Why I Find Strength in Britney Spears
by Josh Duboff
If there’s one thing I’ve learned from Britney Spears, it’s that you can come back from anything. When I discover I’ve been unfriended by an old roommate on Facebook (re-checking their page 23 times “just to make sure”) or can’t fall asleep because I’m convinced the two pink blemishes on my arm must be bedbug bites — and when all these little worries accumulate to create one giant cloud of anxiety — I’ll sometimes think about Britney Spears. I’m talking about Britney post-divorce, post-meltdown, post-head shaving, post-umbrella rage incident. I think about what it must have felt like to have once been on top of the world — with Rolling Stone covers and famous boyfriends — and then, just as suddenly, to have nothing (“nothing”): tabloids mocking you, your dad controlling you, an insatiable hankering for fast food plaguing you at all times, apparently.
Sure, it’s hard to feel completely bad for someone beautiful and young and absurdly rich, but — and this is where I think Britney is the exception among her pop starlet contemporaries — we tend to see her as a victim of her success rather than someone who has merely “gotten what comes with the territory.” As opposed to a Katy Perry or a Rihanna, who seem like alien breeds melded in some sort of cotton candy factory, Britney — at least, post-2004 Britney — seems utterly human, distraught and almost bothered by her success. There is a reason Britney’s “Lucky” still resonates whereas other pop stars’ “Woe is me! Paparazzi suck so hard!” anthems (Lindsay Lohan’s “Rumors,” Miley Cyrus’s “Fly on the Wall” video) seem completely disingenuous.
And this is what makes Britney such a strange icon. Perhaps more than any of our one-name celebrities, she maintains a public persona almost at complete odds with her private one. Whereas she has two young sons, never seems to bother brushing her hair, and likely spends 95 percent of her time either at home or at Starbucks, she sings about hitting on guys at the club while sipping on cosmos and getting her grind on. While it’s essentially impossible to imagine Lady Gaga eating a cheeseburger or watching The Real Housewives of Beverly Hills in her sweatpants, it’s equally as difficult to imagine Britney having even the slightest desire to hit up a party or put on lipstick. When she walks down a red carpet or struts in a music video, you can almost see an invisible gun being put to her head by a producer or manager or executive.
And yet, in spite of all of this, while she has more than enough riches to just ditch Los Angeles and set up camp on some Louisiana swamp farm (can’t you see her being pretty content wading through mud to feed frogs or whatever, hair tied back underneath a trucker hat?), she doesn’t. She bounced back from the dark lows of the Adnan Ghalib era and has reached a point where her life is, one assumes, pretty sweet again. She hangs out with her kids, she goes to Sonic, she shows up at the studio once in a while, she barely does any promotion. Sometimes I like to imagine that she’s “in” on the joke, that she texts Jamie Lynn “So they want me to wear a giant wedding dress and squirt paint on myself hahahaha…. can’t wait to see the video editing they do on this one” or “Apparently they’re gonna call the next fragrance ‘Radiance’ LOL.” At the very least, it is almost certain she doesn’t take any of this at all seriously anymore, which — in a pop landscape that currently seems to revolve around a “Who Can Put The Weirdest Thing In Her Hair?” contest — is actually refreshing.
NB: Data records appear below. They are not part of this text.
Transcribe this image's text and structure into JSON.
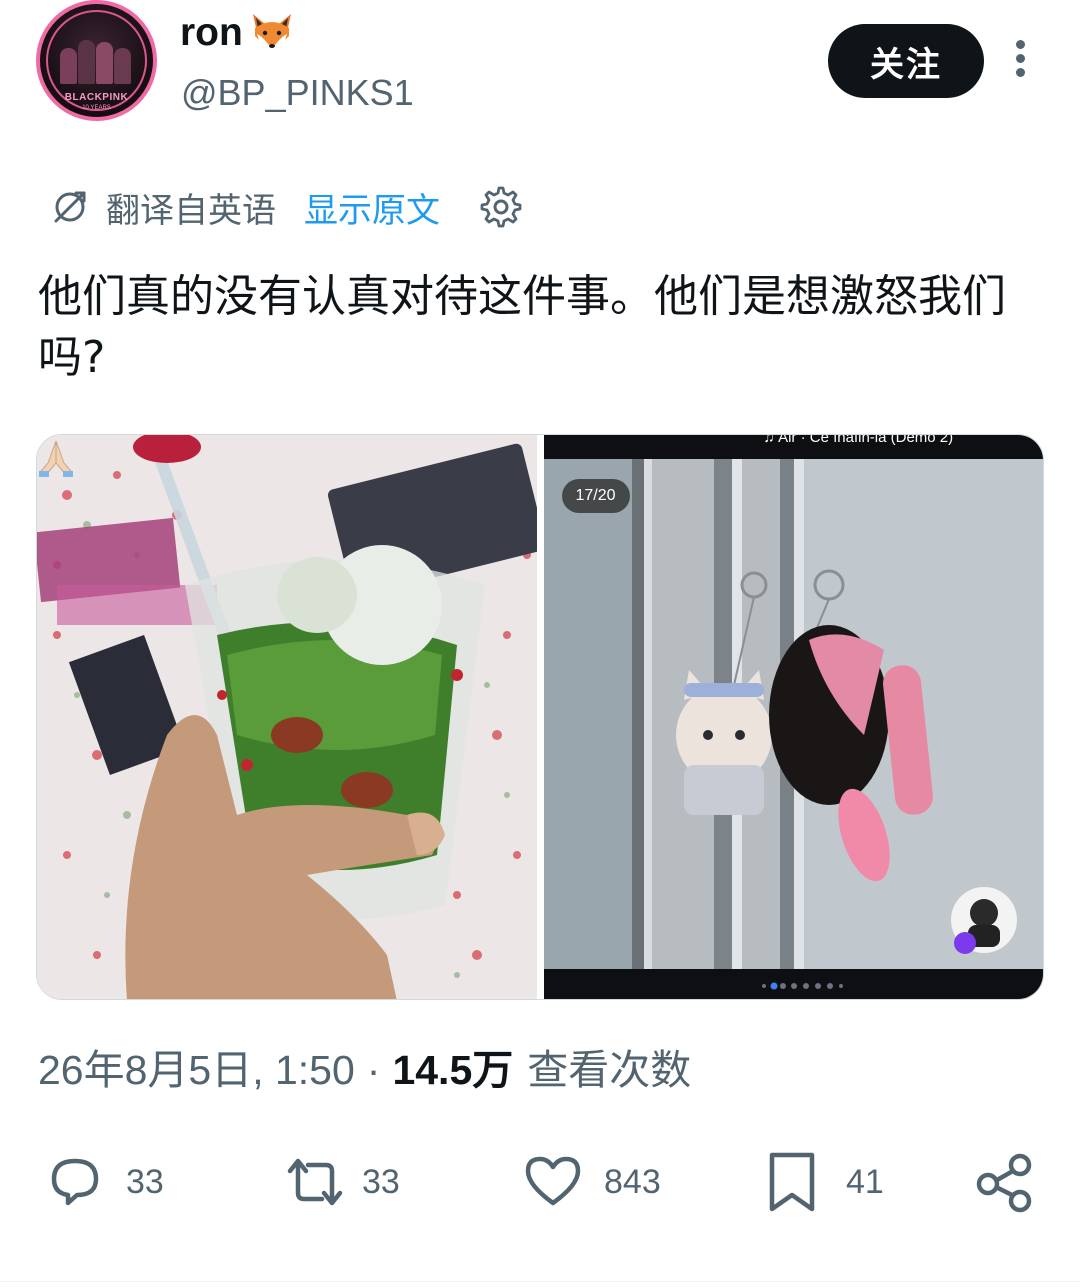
{
  "author": {
    "display_name": "ron",
    "handle": "@BP_PINKS1",
    "avatar_brand": "BLACKPINK",
    "avatar_sub": "10 YEARS"
  },
  "follow_label": "关注",
  "translation": {
    "label": "翻译自英语",
    "show_original": "显示原文"
  },
  "tweet": {
    "text": "他们真的没有认真对待这件事。他们是想激怒我们吗?"
  },
  "media": {
    "photo2_counter": "17/20",
    "photo2_music": "♫ Air · Ce înafin-la (Demo 2)"
  },
  "meta": {
    "timestamp": "26年8月5日, 1:50",
    "separator": "·",
    "views": "14.5万",
    "views_label": "查看次数"
  },
  "actions": {
    "replies": "33",
    "reposts": "33",
    "likes": "843",
    "bookmarks": "41"
  },
  "colors": {
    "primary_text": "#0f1419",
    "secondary_text": "#536471",
    "link": "#1d9bf0",
    "follow_bg": "#0f1419"
  },
  "icons": [
    "fox-emoji",
    "more-dots-icon",
    "translate-icon",
    "gear-icon",
    "reply-icon",
    "repost-icon",
    "like-icon",
    "bookmark-icon",
    "share-icon",
    "pray-emoji"
  ]
}
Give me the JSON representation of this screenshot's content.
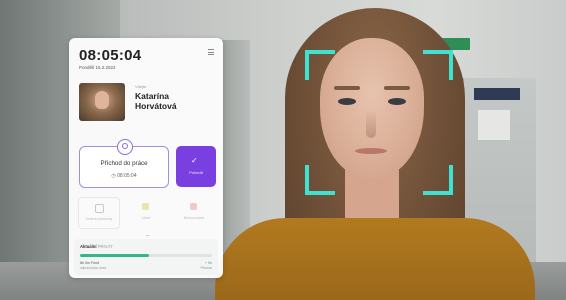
{
  "kiosk": {
    "time": "08:05:04",
    "date": "Pondělí 15.2.2022",
    "user": {
      "label": "Vítejte",
      "first_name": "Katarína",
      "last_name": "Horvátová"
    },
    "checkin": {
      "title": "Příchod do práce",
      "time": "08:05:04"
    },
    "confirm": {
      "label": "Potvrdit"
    },
    "actions": [
      {
        "label": "Změna docházky",
        "icon": "refresh-icon"
      },
      {
        "label": "Lékař",
        "icon": "doctor-icon"
      },
      {
        "label": "Nemocenská",
        "icon": "sick-icon"
      }
    ],
    "status": {
      "label": "Aktuální",
      "state": "PRIVÁT",
      "progress": 0.52,
      "row1": "8h 0m Fond",
      "row2": "odpracováno dnes",
      "right1": "+ 0h",
      "right2": "Přesčas"
    }
  },
  "colors": {
    "accent": "#7a3fe0",
    "detection": "#3fe1d0",
    "progress": "#32b68a"
  }
}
Whenever I find myself in a situation in which I have to divulge an “embarrassing fact” about myself (which seems like it happens more than it should), I either reveal that I cried while watching The Sisterhood of the Travelling Pants or that I’ve been to three Britney Spears concerts. (It would have been four if her Onyx Hotel Tour stop in Boston hadn’t been canceled.) At her most recent Circus tour, standing among hundreds of New Yorkers about my age — all screaming ecstatically at the opening chords of “…Baby One More Time,” belting the chorus to “Everytime” in unison, shouting “We Love You, Britney!” at the mere flash of a smile — it dawned on me that our generation’s relationship with Britney Spears is sort of like one with a family member: she’s what we’ve got. And as Britney came out for an encore wearing a “slutty policewoman” get-up, opening her eyes wide and curling her lip as she cracked a whip to a pre-recorded track, I couldn’t help but feel a surge of pride.
Josh Duboff is a writer living in New York City. His favorite Britney Spears song (at the moment, at least) is “Overprotected.”